On peut ainsi rêver à un jeu de guerre où il faudrait essayer d'empêcher les combats, à un jeu d'arcade où le joueur dirigerait des aliens désarmés et nombreux contre un seul ennemi très puissant, ou encore à un jeu d'aventure où il ne se passerait (presque) rien... Le secret est au bout du délire !

SimCity
SimCity : devenir le maire d'une ville

Troisième mode de recherche vers la "grande idée" : enrichir les principes de jeu déjà existants et mélanger les genres. Un excellent exemple est Battle Chess, jeu d'échecs classique où les combats entre les pièces sont animés. Centurion Defender Of Rome mêle à la fois stratégie, arcade et simulation. Plus simplement, rendons encore hommage à Arkanoid : le simple fait d'avoir ajouté des bonus sous les briques a d'un seul coup relancé le genre ! Reste enfin tous les jeux d'aventure qui s'agrémentent de parties de roulette, de Black Jack et de séquences d'arcade... Mais cette piste-là commence à être un peu usée !

Battle Chess
Battle Chess : du classique mais avec des animations

Il est enfin possible de bâtir son scénario autour d'un personnage célèbre. Une course de voile avec Florence Arthaud, par exemple... Un avantage : les éditeurs risquent d'être plus facilement séduits. Un inconvénient : on risque un peu d'oublier que le jeu doit, lui aussi, être de qualité pour devenir célèbre...

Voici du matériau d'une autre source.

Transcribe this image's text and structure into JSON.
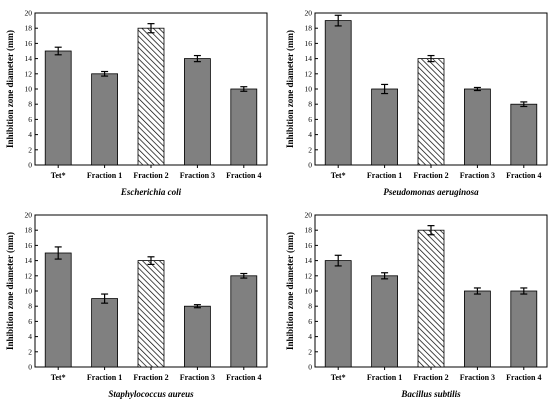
{
  "chart_data": [
    {
      "type": "bar",
      "title": "Escherichia coli",
      "ylabel": "Inhibition zone diameter (mm)",
      "xlabel": "",
      "categories": [
        "Tet*",
        "Fraction 1",
        "Fraction 2",
        "Fraction 3",
        "Fraction 4"
      ],
      "values": [
        15,
        12,
        18,
        14,
        10
      ],
      "errors": [
        0.5,
        0.3,
        0.6,
        0.4,
        0.3
      ],
      "hatched_index": 2,
      "ylim": [
        0,
        20
      ],
      "yticks": [
        0,
        2,
        4,
        6,
        8,
        10,
        12,
        14,
        16,
        18,
        20
      ]
    },
    {
      "type": "bar",
      "title": "Pseudomonas aeruginosa",
      "ylabel": "Inhibition zone diameter (mm)",
      "xlabel": "",
      "categories": [
        "Tet*",
        "Fraction 1",
        "Fraction 2",
        "Fraction 3",
        "Fraction 4"
      ],
      "values": [
        19,
        10,
        14,
        10,
        8
      ],
      "errors": [
        0.7,
        0.6,
        0.4,
        0.2,
        0.3
      ],
      "hatched_index": 2,
      "ylim": [
        0,
        20
      ],
      "yticks": [
        0,
        2,
        4,
        6,
        8,
        10,
        12,
        14,
        16,
        18,
        20
      ]
    },
    {
      "type": "bar",
      "title": "Staphylococcus aureus",
      "ylabel": "Inhibition zone diameter (mm)",
      "xlabel": "",
      "categories": [
        "Tet*",
        "Fraction 1",
        "Fraction 2",
        "Fraction 3",
        "Fraction 4"
      ],
      "values": [
        15,
        9,
        14,
        8,
        12
      ],
      "errors": [
        0.8,
        0.6,
        0.5,
        0.2,
        0.3
      ],
      "hatched_index": 2,
      "ylim": [
        0,
        20
      ],
      "yticks": [
        0,
        2,
        4,
        6,
        8,
        10,
        12,
        14,
        16,
        18,
        20
      ]
    },
    {
      "type": "bar",
      "title": "Bacillus subtilis",
      "ylabel": "Inhibition zone diameter (mm)",
      "xlabel": "",
      "categories": [
        "Tet*",
        "Fraction 1",
        "Fraction 2",
        "Fraction 3",
        "Fraction 4"
      ],
      "values": [
        14,
        12,
        18,
        10,
        10
      ],
      "errors": [
        0.7,
        0.4,
        0.6,
        0.4,
        0.4
      ],
      "hatched_index": 2,
      "ylim": [
        0,
        20
      ],
      "yticks": [
        0,
        2,
        4,
        6,
        8,
        10,
        12,
        14,
        16,
        18,
        20
      ]
    }
  ],
  "colors": {
    "bar_fill": "#808080",
    "hatch_fill": "#ffffff",
    "stroke": "#000000"
  }
}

Voilà de très bons conseils. Pourtant, ils ne valent rien. Car le jeu le plus original, c'est évidemment celui auquel on ne pense jamais ! Ah, Tetris, Tetris, si j'avais inventé Tetris...

De l'histoire au scénario

Bon. Ça y est, vous avez une bonne histoire, qui vous plaît, et qui se tient. Hélas, vous n'êtes pas encore au bout de vos peines ! Car un scénario de jeu pour micro-ordinateur doit déboucher sur une réalité concrète, un logiciel, un vrai, qui tourne... Vous devez donc tenir compte des impératifs techniques et des possibilités actuelles de nos ordinateurs. Donc, soyez réaliste : pas de jeu d'arcade où 250 sprites dévalent simultanément l'écran ; pas de jeu de stratégie pour douze joueurs reliés en réseau sur PC 486 sous OS/2 ; pas de jeu d'aventure de 5000 écrans numérisés sur CDI ! Faites simple et ne cherchez pas nécessairement l'exploit technique. Nos pauvres micros, dont les joueurs du XXIe siècle rigoleront, permettent quand même d'excellents jeux, vous le savez par la pratique !

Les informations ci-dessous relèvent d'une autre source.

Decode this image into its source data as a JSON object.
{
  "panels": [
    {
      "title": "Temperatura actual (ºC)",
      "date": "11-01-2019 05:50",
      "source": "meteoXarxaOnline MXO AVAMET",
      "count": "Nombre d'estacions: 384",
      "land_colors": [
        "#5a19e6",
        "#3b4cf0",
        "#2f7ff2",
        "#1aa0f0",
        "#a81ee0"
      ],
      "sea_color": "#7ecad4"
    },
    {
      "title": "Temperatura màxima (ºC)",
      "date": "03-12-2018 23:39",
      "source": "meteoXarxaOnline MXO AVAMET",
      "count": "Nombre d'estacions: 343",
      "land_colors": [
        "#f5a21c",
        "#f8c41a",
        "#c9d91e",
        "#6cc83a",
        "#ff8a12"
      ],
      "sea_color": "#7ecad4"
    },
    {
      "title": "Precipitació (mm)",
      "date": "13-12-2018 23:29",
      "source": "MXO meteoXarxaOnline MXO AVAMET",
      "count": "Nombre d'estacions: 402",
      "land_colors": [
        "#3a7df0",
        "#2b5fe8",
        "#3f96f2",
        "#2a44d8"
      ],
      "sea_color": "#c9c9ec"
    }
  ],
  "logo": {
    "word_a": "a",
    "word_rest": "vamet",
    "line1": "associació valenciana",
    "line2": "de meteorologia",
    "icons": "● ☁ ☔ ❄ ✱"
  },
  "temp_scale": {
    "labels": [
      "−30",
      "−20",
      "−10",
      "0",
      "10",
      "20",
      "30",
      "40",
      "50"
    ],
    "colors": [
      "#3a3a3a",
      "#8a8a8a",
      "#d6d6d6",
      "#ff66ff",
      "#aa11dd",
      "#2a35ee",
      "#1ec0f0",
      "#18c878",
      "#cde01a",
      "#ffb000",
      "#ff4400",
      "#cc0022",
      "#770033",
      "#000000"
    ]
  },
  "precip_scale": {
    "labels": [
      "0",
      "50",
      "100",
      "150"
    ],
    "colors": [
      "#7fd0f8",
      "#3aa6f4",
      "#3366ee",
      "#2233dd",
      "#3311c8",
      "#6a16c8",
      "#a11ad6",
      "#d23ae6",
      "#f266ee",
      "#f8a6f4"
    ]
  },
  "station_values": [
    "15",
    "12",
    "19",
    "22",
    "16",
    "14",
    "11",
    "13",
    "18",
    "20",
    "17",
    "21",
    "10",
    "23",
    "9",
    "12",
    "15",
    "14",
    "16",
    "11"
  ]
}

En outre, un éditeur est toujours plus séduit par un logiciel dont le scénario n'exige pas cinq programmeurs à plein temps pendant deux ans, plus Ennio Morricone pour la musique et Jean-Paul Goude pour le graphisme ! Une idée originale qui ne réclame qu'un budget de développement assez modeste est à coup sûr le plus fort des atouts pour un éditeur confronté quotidiennement aux dures lois de la concurrence.

Jouabilité

Vous devez aussi définir toutes les conditions matérielles du jeu : type de contrôle utilisé, écrans et menus d'ouverture, construction générale des écrans, options, etc. Cette fois, vous devez penser à la fois au programmeur qui réalisera votre jeu et au joueur qui le jouera. N'oubliez pas non plus l'éditeur, qui reçoit d'innombrables projets : le vôtre doit trancher sur la masse !

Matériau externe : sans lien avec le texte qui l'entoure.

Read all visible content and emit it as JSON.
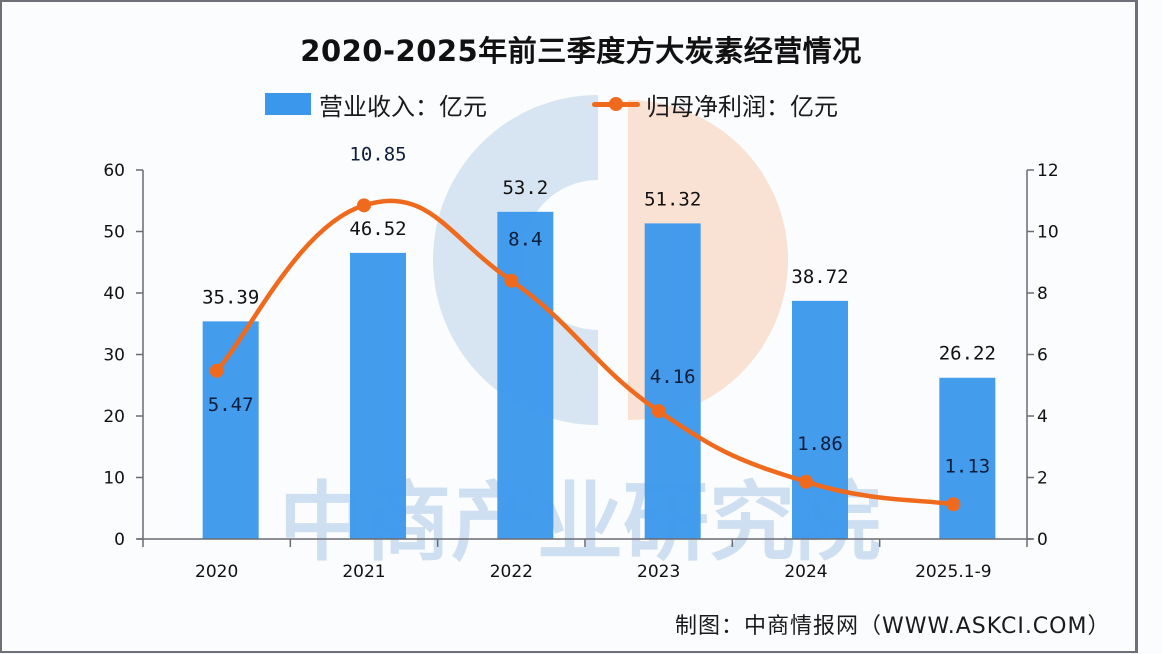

N'oubliez pas qu'un bon jeu est un jeu facile à manipuler et difficile à résoudre. Par exemple, le mode de contrôle (clavier, manette, souris...) doit être bien adapté à votre projet et faciliter la vie du joueur. La difficulté doit se trouver dans le jeu lui-même, et non dans d'affreuses et décourageantes commandes. Ce qui implique, au clavier, des combinaisons de touches proches, qui n'exigent pas les vingt-trois doigts indépendants des Truggls. Avec la souris, ne prévoyez pas des clics au pixel près préférez des surfaces assez larges et visibles. La manette, elle, a moins d'exigences... Méfiez-vous quand même des directions diagonales, bien imprécises sur bon nombre de modèles.

Dans un jeu d'aventure, choisissez un système agréable d'entrée des ordres. Finis les ordres textuels ! Préférez un échantillon d'icônes type Explora ou un système intermédiaire type Indiana Jones ou Monkey Island... Enfin, et surtout, faites en sorte que le joueur retrouve toujours strictement les mêmes modes de contrôle. L'ensemble des commandes doit être logique et facile à assimiler.

Explora
Explora : commandes via icônes

Soignez aussi tous les écrans : il en va du succès de votre jeu ! D'abord, ils doivent être parfaitement lisibles, c'est-à-dire clairement organisés en zones : bien définir la place du score, des vies restantes, des objets transportés, de l'écran de jeu, etc. Comme pour les commandes, cette organisation doit se retrouver tout au long du jeu, afin que le joueur, dans vos écrans, se sente peu à peu comme chez lui. Si vous utilisez des icônes, regroupez-les et arrangez-vous pour qu'elles ne puissent être confondues (la seule faiblesse de Lemmings, à notre avis).

Pensez aussi à tous les écrans secondaires : choix de départ, messages intermédiaires, options, scores, etc. L'agrément de votre jeu dépend largement d'eux. Par exemple, prévoyez un écran d'attente où le joueur a le temps de lire son score en fin de partie... Élémentaire ? Même des éditeurs renommés, comme Ocean avec Puzznic, peuvent oublier ce genre de détail crucial !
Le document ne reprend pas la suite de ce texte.